CRÔNICAS DE UM CRONISTA CRÔNICO
O
FRIO DÓI
César
Fantti
“Viu como o inverno é frio
pai?” perguntava meu pequeno Gabriel aos seis anos quando o levava para a
escola. – Sim, meu filho, assim como o Verão é quente e as meias estações são
amenas. Hoje, passados 14 anos não poderia dar a mesma resposta. Neste ano de
2016, o frio começou já ao final de abril, portanto, completamente fora de
época. O clima mudou no Planeta, disso ninguém tem dúvida. As estações não são mais
o relógio do tempo.
O certo é que no inverno
mudamos de nosso habitat convencional para dentro do freezer. Tudo fica mais
frio, inclusive muitas pessoas. O frio dói, faz sofrer em determinadas
situações. Na hora do banho quem não tem ajuda providencial de um aquecedor ou
qualquer tipo de calefação entra em um ambiente inóspito. Tudo em que se toca é
gelado. O corpo se contrai, os pelos se eriçam e até os mais machões veem sua
virilidade diminuir. O martírio se torna maior quando abrimos o chuveiro para
nos refugiar sob a água quentinha, mas até a maldita ducha está congelada e
demora a aquecer.
-Essa droga vai me
deixar na mão logo agora? - soltamos, entre dentes, essa e outras imprecações.

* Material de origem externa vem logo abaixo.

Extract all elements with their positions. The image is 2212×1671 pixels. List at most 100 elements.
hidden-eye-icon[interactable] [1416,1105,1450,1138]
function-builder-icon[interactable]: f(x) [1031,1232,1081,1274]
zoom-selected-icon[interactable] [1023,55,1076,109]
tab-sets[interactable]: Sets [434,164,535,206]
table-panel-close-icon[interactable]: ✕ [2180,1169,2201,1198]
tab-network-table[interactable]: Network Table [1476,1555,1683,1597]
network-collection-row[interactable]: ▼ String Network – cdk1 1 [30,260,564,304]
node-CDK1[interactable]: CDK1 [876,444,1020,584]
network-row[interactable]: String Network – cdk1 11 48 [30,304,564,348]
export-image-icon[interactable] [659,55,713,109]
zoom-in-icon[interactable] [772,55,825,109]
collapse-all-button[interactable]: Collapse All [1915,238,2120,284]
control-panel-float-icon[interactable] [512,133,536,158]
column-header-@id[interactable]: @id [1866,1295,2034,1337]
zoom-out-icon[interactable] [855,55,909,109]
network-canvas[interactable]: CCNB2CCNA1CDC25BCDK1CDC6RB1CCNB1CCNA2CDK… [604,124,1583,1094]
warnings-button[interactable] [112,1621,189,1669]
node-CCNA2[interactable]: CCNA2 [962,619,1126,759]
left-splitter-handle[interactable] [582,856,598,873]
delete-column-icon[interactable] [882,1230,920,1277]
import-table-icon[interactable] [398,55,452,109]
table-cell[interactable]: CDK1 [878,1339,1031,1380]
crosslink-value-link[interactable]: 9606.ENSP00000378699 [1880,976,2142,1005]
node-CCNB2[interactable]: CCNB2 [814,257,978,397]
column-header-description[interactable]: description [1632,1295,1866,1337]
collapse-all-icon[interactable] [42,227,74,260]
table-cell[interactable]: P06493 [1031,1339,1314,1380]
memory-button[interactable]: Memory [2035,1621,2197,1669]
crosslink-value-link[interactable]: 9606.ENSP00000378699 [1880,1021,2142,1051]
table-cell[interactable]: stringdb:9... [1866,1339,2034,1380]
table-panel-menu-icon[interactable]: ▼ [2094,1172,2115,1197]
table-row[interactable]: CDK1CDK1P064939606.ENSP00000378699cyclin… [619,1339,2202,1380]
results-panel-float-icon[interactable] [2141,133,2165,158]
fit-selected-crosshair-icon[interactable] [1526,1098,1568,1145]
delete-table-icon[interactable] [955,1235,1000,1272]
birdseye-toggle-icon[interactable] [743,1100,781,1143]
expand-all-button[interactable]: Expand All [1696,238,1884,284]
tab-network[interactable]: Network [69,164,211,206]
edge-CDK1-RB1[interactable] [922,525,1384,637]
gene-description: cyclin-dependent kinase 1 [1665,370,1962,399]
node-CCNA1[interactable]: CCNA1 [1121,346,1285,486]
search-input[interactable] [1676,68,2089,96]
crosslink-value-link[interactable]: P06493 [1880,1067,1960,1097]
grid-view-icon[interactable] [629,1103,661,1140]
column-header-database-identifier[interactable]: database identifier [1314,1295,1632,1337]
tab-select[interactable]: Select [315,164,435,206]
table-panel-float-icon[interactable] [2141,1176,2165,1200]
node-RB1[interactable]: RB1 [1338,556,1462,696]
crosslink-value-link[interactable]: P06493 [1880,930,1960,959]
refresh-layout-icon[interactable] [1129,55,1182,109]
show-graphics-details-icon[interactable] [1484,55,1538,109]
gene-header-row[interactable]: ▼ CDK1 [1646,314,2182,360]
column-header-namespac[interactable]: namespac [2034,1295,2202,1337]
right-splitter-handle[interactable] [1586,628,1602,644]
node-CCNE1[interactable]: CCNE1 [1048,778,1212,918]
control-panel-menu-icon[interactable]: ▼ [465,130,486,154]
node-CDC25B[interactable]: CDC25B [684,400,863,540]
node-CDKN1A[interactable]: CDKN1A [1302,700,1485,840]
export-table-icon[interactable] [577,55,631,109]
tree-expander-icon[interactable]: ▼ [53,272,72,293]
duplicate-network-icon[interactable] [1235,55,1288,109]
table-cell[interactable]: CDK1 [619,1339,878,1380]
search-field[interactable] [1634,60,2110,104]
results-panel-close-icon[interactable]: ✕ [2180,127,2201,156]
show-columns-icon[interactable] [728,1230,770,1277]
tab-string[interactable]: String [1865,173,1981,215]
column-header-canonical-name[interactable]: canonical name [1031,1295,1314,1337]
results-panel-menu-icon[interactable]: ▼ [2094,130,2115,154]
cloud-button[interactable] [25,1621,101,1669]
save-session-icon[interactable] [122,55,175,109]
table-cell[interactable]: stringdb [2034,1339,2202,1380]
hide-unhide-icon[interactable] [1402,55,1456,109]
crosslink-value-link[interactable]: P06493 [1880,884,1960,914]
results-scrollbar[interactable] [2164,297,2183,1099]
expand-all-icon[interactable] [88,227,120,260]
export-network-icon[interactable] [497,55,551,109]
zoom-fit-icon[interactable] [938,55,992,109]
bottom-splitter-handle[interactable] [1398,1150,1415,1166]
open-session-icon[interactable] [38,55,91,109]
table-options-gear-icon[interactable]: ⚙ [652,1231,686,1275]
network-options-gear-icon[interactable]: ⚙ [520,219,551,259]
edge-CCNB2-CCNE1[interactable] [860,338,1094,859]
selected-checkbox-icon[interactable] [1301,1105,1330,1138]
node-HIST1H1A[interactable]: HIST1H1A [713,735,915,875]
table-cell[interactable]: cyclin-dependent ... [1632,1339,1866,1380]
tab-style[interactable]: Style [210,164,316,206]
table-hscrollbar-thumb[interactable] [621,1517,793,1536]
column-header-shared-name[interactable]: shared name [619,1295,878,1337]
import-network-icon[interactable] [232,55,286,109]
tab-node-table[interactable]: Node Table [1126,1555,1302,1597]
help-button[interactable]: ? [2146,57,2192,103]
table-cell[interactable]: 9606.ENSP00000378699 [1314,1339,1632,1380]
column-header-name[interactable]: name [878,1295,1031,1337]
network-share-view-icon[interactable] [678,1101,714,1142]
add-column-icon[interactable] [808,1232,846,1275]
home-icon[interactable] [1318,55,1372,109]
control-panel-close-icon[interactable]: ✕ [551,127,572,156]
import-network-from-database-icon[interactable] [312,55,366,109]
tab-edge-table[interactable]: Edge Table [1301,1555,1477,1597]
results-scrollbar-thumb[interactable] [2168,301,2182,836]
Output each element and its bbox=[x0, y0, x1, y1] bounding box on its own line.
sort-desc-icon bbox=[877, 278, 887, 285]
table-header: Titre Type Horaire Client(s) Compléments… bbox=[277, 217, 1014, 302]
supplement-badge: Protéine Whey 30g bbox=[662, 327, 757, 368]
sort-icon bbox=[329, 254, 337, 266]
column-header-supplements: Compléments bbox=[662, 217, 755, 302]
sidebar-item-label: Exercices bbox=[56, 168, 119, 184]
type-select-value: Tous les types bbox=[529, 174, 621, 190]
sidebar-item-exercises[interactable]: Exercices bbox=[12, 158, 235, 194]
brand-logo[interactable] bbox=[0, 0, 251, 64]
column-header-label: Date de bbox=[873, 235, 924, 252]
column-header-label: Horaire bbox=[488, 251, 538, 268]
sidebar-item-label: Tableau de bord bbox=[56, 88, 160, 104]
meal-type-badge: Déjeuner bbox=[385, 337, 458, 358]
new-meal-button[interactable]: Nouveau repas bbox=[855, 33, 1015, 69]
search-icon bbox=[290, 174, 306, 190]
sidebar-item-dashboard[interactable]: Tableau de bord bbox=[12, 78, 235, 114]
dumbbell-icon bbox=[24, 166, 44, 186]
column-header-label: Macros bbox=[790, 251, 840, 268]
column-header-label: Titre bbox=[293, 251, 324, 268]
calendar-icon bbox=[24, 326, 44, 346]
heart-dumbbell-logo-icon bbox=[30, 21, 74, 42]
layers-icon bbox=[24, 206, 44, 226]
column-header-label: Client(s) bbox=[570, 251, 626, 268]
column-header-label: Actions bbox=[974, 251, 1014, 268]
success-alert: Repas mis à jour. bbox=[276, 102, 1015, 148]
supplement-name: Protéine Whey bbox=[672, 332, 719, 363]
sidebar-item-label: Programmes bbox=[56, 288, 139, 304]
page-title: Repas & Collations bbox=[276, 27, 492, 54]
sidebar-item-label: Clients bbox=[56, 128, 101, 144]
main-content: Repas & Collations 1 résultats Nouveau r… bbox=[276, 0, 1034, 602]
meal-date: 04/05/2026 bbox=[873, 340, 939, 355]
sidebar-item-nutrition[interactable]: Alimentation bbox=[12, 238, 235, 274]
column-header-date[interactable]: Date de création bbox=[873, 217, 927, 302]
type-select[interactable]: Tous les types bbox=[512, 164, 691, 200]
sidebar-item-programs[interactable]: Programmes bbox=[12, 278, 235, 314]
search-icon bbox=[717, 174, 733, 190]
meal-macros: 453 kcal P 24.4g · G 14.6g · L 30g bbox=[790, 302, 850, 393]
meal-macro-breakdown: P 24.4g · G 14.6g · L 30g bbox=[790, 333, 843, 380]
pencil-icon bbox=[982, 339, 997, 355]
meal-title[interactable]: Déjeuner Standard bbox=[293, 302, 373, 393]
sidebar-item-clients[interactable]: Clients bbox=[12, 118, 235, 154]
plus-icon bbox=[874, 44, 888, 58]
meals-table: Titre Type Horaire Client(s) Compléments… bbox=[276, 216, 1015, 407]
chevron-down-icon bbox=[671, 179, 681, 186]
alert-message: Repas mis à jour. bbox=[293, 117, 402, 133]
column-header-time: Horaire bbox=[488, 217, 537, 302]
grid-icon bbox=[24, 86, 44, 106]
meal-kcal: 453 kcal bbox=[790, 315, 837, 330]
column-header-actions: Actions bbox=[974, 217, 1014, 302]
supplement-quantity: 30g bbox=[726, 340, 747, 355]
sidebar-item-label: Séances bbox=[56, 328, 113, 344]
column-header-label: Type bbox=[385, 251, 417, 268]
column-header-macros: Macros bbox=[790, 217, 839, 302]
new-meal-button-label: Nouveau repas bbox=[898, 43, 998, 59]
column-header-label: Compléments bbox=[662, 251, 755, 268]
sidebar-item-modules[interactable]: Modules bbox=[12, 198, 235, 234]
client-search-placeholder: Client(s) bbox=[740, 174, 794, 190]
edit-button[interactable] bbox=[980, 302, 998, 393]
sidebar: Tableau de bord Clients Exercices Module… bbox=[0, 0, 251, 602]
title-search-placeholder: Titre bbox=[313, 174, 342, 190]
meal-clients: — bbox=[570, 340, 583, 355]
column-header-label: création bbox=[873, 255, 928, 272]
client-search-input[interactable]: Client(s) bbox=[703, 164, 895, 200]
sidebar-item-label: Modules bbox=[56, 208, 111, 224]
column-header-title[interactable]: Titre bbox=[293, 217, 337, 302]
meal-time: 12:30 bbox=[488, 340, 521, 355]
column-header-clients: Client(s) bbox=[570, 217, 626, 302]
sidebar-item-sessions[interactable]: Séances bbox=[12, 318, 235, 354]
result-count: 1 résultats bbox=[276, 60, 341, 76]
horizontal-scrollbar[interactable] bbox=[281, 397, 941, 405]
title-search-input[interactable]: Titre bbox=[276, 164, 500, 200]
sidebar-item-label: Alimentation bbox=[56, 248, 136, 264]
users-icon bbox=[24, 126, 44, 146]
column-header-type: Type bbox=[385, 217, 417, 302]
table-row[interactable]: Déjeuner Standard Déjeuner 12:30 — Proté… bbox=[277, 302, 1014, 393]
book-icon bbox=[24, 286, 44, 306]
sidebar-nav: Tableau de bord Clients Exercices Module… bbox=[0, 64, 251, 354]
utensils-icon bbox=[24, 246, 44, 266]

Finalmente, um zumbido mais forte e a fumacinha que sai da água indica que o sofrimento
acabou. Entramos, aliviados para o êxtase do banho quente, para a higienização
do corpo tão necessária. A água desce descontraindo músculos, tendões, artérias
e a pele. Agora, mergulhados nesse mundo tão renovador, não queremos mais
voltar para o outro lado, pensamos na conta de luz, mas naquele momento isso
não é o mais importante. É quando à resistência falha e um jato gelado nos
atinge voltando a nos lembrar que o frio dói.
Pulamos fora, de volta ao
ambiente agressivo de onde saímos e nos refugiamos na toalha gelada. Queremos
fugir daquela experiência frustrante. De corpo seco e com a roupa de dormir,
nossa última esperança é a cama quentinha onde nosso amor, que não passou pelo
mesmo drama, nos espera aquecida. Porém, ao entrar no quarto também sem
calefação, as cobertas estão geladas em nosso quadrante da cama, mas ela,
solidária, nos diz com voz convidativa: - me abraça de conchinha amor - ao que
atendemos prontamente. Após encontrarmos, finalmente, um ambiente ideal vem um
novo choque: o amor encosta duas pedras de gelo em nossas pernas. Seus pezinhos
nos fazem lembrar, de novo, que o inverno dói. A última, derradeira e delirante
saída é fazer sexo, trocar calor, puxando as cobertas para não deixar a
preciosa calefação biológica escapar.